Knowing what I do about how over-worked and underpaid the dancer was I am certainly not surprised to not see her anymore. B., the woman (also Polish) working the stand before her, was a devout Catholic with an engineering degree and a mathematics teaching credential. She had been unsuccessful finding suitable employment back in Poland, so she'd come to Zurich to stay with her sister and try her luck here. She managed to last ten days before seemingly abruptly quitting, leaving no forwarding address. B. had worked ten ten-hour days, six days in a row before one day off, for which she had not yet been paid. I often saw her praying while sitting behind the counter, holding her rosary beads in one hand. The owners had promised her help in obtaining a 'B' permit in order for her to legally stay and work here in CH. They were dragging their heels on said help while trying to convince her to sign a work contract entitling her to something like 800 CHF for a month of work, or something like that. She balked, and, in the end, just bailed out sans paycheck. Before she left she told me of possible work in her field of study up in Norway. She intended to look into it, at any rate. The last I heard B. was briefly back in Poland visiting family.

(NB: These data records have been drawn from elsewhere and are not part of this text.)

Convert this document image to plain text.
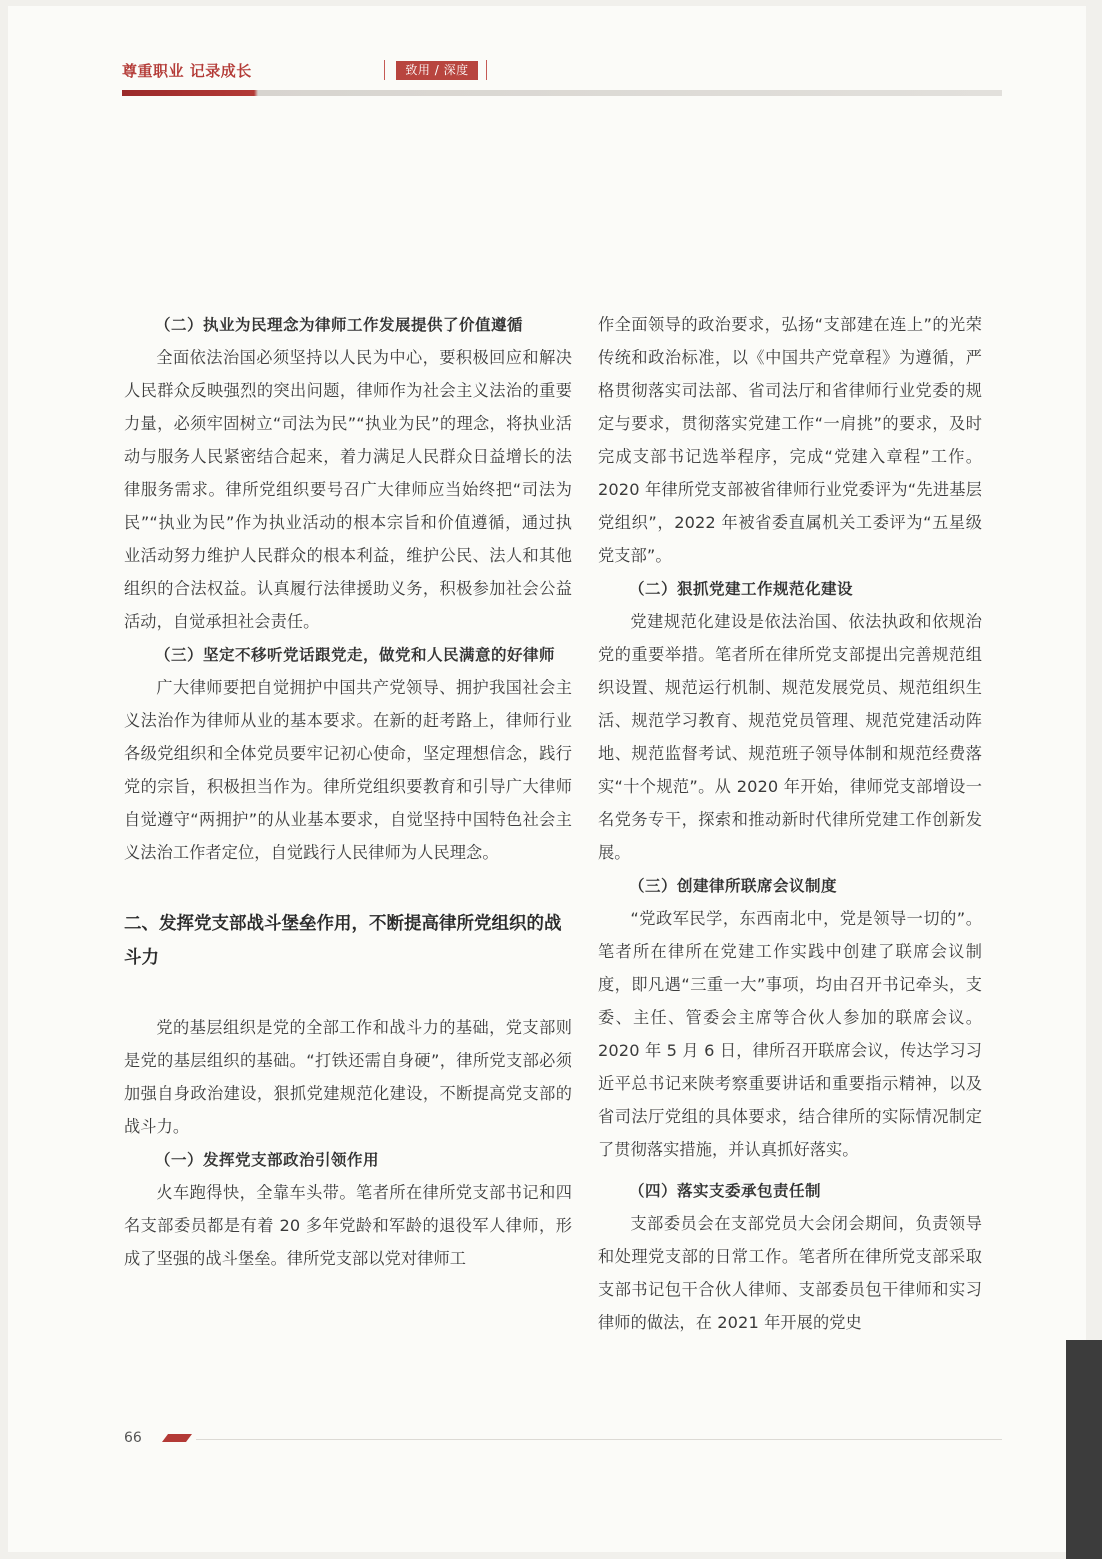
尊重职业 记录成长	致用 / 深度

（二）执业为民理念为律师工作发展提供了价值遵循

全面依法治国必须坚持以人民为中心，要积极回应和解决人民群众反映强烈的突出问题，律师作为社会主义法治的重要力量，必须牢固树立“司法为民”“执业为民”的理念，将执业活动与服务人民紧密结合起来，着力满足人民群众日益增长的法律服务需求。律所党组织要号召广大律师应当始终把“司法为民”“执业为民”作为执业活动的根本宗旨和价值遵循，通过执业活动努力维护人民群众的根本利益，维护公民、法人和其他组织的合法权益。认真履行法律援助义务，积极参加社会公益活动，自觉承担社会责任。

（三）坚定不移听党话跟党走，做党和人民满意的好律师

广大律师要把自觉拥护中国共产党领导、拥护我国社会主义法治作为律师从业的基本要求。在新的赶考路上，律师行业各级党组织和全体党员要牢记初心使命，坚定理想信念，践行党的宗旨，积极担当作为。律所党组织要教育和引导广大律师自觉遵守“两拥护”的从业基本要求，自觉坚持中国特色社会主义法治工作者定位，自觉践行人民律师为人民理念。

二、发挥党支部战斗堡垒作用，不断提高律所党组织的战斗力

党的基层组织是党的全部工作和战斗力的基础，党支部则是党的基层组织的基础。“打铁还需自身硬”，律所党支部必须加强自身政治建设，狠抓党建规范化建设，不断提高党支部的战斗力。

（一）发挥党支部政治引领作用

火车跑得快，全靠车头带。笔者所在律所党支部书记和四名支部委员都是有着 20 多年党龄和军龄的退役军人律师，形成了坚强的战斗堡垒。律所党支部以党对律师工

作全面领导的政治要求，弘扬“支部建在连上”的光荣传统和政治标准，以《中国共产党章程》为遵循，严格贯彻落实司法部、省司法厅和省律师行业党委的规定与要求，贯彻落实党建工作“一肩挑”的要求，及时完成支部书记选举程序，完成“党建入章程”工作。2020 年律所党支部被省律师行业党委评为“先进基层党组织”，2022 年被省委直属机关工委评为“五星级党支部”。

（二）狠抓党建工作规范化建设

党建规范化建设是依法治国、依法执政和依规治党的重要举措。笔者所在律所党支部提出完善规范组织设置、规范运行机制、规范发展党员、规范组织生活、规范学习教育、规范党员管理、规范党建活动阵地、规范监督考试、规范班子领导体制和规范经费落实“十个规范”。从 2020 年开始，律师党支部增设一名党务专干，探索和推动新时代律所党建工作创新发展。

（三）创建律所联席会议制度

“党政军民学，东西南北中，党是领导一切的”。笔者所在律所在党建工作实践中创建了联席会议制度，即凡遇“三重一大”事项，均由召开书记牵头，支委、主任、管委会主席等合伙人参加的联席会议。2020 年 5 月 6 日，律所召开联席会议，传达学习习近平总书记来陕考察重要讲话和重要指示精神，以及省司法厅党组的具体要求，结合律所的实际情况制定了贯彻落实措施，并认真抓好落实。

（四）落实支委承包责任制

支部委员会在支部党员大会闭会期间，负责领导和处理党支部的日常工作。笔者所在律所党支部采取支部书记包干合伙人律师、支部委员包干律师和实习律师的做法，在 2021 年开展的党史

66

As I was leaving work I ran into a man who has been concerned about the ballerina's plight at the shop. He'd urged her to file a complaint about her maltreatment by her employers. She was more than reluctant to do so. Taking them on without a fall-back plan did seem a bit like self-sabotage. Without a new job to go to and very little social support around her she wasn't inclined to rock the boat, she'd told me. I understood. I told the man all these things to which he replied, 'well, someone has to do something!' Well, yes, but who will? The dancer was now out of the equation, and, hopefully, had found suitable replacement work somewhere less inhumane. The question I now have is who will be coming in to replace her? Will she also be a foreign national? What sort of permit, if any, will she hold?